At 13 years he started an odd-job service - weeding, splitting wood, lawn care - by "just walking up and asking if they had any jobs." Those jobs helped pay for the jeep he now drives to his restaurant job in Bothell.
"Sometimes it's hard for a teenage kid to do without just because of foster kids," said his mother, Cindi Ernsdorff. "He shares his home and his mother with all of these other children and he has never complained about it."
Cindi said the transition toward becoming a single foster parent after her two biological sons reached school age was a natural one. Her parents had been foster parents as well. She's adopted four of her foster children and is the legal guardian to two of the young ones she's caring for now.
"This one is drug-addicted and fetal-alcohol addicted and he deserves a lot of patience," Cindi said as a bright-eyed 16-month-old child dressed in red grinned and climbed up the sofa arm. "They have to have somewhere to go."

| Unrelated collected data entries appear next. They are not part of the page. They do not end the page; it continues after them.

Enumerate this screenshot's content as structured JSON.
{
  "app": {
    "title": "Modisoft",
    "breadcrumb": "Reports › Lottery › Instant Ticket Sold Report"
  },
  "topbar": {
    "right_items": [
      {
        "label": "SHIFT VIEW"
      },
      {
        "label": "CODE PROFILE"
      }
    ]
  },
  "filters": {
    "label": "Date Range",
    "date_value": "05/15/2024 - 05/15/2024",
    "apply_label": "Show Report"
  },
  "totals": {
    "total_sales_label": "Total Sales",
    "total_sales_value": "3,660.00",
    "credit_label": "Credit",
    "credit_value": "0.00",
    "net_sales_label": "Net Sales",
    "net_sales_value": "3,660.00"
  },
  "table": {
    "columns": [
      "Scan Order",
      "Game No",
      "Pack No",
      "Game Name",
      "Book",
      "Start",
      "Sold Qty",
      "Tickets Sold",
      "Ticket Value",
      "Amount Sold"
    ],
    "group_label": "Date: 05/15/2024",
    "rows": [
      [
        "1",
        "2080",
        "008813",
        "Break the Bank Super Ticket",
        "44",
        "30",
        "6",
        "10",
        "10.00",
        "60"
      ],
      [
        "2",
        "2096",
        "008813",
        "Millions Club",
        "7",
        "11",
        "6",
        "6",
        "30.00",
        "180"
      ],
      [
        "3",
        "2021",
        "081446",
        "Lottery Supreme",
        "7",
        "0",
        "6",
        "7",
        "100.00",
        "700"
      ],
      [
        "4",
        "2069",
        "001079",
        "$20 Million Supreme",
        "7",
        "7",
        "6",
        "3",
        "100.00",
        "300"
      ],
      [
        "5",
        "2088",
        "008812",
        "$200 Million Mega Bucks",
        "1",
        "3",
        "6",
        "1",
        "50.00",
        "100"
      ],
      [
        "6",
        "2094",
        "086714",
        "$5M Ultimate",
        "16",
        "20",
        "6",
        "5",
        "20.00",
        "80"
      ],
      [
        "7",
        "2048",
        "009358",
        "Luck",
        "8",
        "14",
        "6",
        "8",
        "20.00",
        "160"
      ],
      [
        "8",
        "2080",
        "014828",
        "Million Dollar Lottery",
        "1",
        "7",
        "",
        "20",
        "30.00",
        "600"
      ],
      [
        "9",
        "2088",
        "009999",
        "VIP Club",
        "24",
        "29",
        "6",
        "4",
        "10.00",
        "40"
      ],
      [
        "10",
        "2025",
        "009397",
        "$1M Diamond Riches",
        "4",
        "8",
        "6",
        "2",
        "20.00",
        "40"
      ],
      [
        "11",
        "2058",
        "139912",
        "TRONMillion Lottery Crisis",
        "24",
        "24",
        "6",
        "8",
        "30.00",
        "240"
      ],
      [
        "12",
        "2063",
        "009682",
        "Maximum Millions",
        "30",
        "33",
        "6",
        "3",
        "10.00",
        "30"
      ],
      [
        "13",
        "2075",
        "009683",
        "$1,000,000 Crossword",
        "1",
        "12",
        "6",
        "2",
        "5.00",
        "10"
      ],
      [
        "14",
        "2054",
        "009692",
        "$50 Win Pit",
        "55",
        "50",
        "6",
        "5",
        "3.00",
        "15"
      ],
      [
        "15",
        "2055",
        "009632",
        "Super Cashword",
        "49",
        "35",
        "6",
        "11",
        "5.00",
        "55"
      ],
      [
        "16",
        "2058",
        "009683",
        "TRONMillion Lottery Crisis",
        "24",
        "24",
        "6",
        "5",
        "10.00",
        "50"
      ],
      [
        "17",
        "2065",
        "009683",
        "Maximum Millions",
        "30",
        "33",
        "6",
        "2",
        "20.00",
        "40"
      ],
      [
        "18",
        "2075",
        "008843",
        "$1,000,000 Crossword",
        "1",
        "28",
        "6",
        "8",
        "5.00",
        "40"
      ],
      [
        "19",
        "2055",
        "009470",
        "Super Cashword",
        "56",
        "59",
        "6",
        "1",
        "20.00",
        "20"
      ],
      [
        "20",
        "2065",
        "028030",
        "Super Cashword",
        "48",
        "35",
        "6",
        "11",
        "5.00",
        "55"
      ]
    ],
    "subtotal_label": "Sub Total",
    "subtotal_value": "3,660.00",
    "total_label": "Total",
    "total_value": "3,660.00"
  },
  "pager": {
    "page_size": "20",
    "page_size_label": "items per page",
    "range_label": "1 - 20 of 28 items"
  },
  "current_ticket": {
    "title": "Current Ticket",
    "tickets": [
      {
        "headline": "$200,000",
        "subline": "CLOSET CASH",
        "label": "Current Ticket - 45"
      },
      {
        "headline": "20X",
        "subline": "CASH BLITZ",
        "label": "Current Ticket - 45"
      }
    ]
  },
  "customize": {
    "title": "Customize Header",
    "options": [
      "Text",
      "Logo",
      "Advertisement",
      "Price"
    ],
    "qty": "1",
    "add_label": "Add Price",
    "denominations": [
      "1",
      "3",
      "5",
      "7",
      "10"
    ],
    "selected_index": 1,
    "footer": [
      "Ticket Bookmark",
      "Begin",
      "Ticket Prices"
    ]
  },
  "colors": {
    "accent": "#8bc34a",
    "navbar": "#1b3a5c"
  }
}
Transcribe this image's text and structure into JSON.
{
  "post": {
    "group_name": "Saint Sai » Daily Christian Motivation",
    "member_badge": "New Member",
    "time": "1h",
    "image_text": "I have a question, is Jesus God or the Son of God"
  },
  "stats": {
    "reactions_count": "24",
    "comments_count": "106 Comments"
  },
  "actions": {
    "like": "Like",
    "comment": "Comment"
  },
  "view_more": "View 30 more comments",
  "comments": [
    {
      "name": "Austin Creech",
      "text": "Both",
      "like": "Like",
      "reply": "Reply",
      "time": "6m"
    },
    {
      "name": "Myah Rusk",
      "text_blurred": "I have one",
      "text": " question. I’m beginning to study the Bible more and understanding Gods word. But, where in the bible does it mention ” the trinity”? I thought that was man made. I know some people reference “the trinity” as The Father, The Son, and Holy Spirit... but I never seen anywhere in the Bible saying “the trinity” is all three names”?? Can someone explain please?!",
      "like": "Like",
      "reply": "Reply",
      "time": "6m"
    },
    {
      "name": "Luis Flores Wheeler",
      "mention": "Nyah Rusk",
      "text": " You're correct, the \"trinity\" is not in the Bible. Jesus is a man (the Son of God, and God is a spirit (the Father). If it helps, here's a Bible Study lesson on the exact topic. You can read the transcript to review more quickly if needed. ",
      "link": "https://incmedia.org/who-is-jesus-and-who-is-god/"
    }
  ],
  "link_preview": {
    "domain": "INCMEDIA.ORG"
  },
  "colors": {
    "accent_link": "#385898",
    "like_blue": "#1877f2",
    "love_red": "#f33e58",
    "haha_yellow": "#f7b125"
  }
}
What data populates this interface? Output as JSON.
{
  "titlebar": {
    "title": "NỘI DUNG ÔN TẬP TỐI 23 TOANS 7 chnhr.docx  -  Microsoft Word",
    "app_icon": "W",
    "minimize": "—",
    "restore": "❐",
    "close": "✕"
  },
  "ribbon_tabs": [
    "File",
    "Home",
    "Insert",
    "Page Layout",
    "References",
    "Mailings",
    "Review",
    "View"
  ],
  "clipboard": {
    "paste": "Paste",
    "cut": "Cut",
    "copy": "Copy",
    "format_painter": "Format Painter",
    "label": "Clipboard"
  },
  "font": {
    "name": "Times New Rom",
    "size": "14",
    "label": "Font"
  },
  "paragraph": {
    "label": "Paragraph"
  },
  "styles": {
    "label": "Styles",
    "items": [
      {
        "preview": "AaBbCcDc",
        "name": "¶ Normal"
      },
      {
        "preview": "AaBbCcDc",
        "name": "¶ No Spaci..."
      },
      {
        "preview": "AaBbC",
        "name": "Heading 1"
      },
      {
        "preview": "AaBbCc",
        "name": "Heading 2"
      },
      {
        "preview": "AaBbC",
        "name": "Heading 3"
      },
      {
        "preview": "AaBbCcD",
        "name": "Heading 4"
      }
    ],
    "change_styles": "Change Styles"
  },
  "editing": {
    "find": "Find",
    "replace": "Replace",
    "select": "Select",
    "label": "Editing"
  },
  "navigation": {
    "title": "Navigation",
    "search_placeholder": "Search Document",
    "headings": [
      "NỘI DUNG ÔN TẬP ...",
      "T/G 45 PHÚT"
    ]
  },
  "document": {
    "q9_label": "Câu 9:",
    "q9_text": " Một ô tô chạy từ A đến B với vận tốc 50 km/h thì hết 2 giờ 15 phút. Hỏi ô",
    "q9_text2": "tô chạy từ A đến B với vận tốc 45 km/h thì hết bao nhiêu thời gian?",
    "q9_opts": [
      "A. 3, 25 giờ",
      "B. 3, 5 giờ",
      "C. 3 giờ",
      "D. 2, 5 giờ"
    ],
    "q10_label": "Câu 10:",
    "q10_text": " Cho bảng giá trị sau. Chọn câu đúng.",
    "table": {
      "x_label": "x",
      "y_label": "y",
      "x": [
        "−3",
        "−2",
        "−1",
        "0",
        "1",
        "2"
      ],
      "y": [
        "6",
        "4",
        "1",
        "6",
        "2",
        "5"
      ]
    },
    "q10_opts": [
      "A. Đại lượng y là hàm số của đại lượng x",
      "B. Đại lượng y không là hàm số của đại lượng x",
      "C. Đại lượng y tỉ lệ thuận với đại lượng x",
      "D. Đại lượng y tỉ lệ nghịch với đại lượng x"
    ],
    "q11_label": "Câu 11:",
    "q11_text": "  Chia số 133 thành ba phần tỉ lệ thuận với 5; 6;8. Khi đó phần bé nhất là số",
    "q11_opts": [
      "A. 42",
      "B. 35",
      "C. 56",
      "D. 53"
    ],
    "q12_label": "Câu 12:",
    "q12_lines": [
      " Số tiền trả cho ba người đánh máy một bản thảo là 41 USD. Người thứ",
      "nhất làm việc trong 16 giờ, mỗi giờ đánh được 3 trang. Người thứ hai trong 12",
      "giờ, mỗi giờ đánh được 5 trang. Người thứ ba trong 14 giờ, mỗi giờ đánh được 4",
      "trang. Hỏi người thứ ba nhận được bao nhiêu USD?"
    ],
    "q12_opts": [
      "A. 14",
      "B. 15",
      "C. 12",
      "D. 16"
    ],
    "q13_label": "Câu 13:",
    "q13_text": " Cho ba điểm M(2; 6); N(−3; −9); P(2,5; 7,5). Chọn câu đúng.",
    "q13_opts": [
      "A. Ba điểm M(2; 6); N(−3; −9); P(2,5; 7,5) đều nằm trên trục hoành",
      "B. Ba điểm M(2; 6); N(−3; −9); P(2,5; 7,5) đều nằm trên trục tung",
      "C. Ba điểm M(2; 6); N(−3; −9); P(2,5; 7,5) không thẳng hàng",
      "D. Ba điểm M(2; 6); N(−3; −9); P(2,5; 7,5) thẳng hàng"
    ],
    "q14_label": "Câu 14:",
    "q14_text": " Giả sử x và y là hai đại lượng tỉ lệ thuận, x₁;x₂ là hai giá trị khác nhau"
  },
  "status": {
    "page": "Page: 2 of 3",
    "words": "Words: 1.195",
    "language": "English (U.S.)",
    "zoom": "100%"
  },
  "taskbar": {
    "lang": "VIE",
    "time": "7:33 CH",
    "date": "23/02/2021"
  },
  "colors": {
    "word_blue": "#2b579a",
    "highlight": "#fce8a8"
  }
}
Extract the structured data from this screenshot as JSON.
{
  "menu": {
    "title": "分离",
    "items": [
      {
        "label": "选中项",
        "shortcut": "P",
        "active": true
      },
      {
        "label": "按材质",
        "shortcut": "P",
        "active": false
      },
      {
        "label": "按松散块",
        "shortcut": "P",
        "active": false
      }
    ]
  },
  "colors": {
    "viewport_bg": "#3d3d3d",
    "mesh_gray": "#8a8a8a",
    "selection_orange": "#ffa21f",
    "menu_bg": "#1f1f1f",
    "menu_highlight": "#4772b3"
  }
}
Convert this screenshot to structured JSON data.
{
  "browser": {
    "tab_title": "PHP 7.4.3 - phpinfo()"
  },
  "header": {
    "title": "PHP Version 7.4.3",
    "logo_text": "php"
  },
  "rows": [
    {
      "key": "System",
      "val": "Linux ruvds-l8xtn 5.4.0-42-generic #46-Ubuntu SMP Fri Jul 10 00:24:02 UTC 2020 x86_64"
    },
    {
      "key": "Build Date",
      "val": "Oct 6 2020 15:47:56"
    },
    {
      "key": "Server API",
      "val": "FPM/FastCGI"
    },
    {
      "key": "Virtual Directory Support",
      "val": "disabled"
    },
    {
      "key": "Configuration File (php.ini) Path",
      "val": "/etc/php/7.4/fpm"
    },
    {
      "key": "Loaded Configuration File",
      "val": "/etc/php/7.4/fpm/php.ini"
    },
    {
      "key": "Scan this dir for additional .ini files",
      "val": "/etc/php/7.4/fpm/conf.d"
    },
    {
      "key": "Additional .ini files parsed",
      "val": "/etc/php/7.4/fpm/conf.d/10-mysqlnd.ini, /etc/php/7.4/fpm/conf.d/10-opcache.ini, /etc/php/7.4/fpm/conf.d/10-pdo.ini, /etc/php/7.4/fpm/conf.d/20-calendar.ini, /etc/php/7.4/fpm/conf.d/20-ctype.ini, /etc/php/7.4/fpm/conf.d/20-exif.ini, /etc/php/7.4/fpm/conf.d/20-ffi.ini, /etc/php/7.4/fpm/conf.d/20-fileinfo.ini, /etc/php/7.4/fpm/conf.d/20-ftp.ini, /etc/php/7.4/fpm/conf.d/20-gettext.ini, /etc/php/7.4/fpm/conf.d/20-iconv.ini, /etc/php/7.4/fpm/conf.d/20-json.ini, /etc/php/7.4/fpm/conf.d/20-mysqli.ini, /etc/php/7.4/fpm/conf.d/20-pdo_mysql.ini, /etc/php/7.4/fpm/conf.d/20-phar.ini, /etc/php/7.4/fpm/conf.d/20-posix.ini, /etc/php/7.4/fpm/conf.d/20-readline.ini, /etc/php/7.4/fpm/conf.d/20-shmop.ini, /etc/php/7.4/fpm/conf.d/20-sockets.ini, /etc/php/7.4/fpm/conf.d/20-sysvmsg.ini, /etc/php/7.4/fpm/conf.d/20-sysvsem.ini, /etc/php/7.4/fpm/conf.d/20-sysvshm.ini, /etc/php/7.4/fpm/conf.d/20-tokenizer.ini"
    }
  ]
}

Caring for children with medical and emotion problems takes a lot of patience, Travis concedes. He said he applied for the foster-parent license, "to give my mom a hand. If she wants to go out, I can baby-sit. You learn to be a lot more careful." His sharp blue eyes flash with an unabashed smile. "It makes me realize I don't want kids."
According to his mother, Cindi, his 20-year-old brother Shane said the same thing at Travis' age. But Shane and his wife recently applied for their own license as foster parents.
The foster children taught her sons more than caring for needy children, Cindi says. It taught them to be resourceful, responsible, compassionate and how to cope in a world with people different from themselves.
Cindi recalled an incident at a baseball game when a boy used racial slurs to taunt young Travis about living with kids from diverse racial backgrounds.
"Travis said, `Our family loves each other. Does yours?"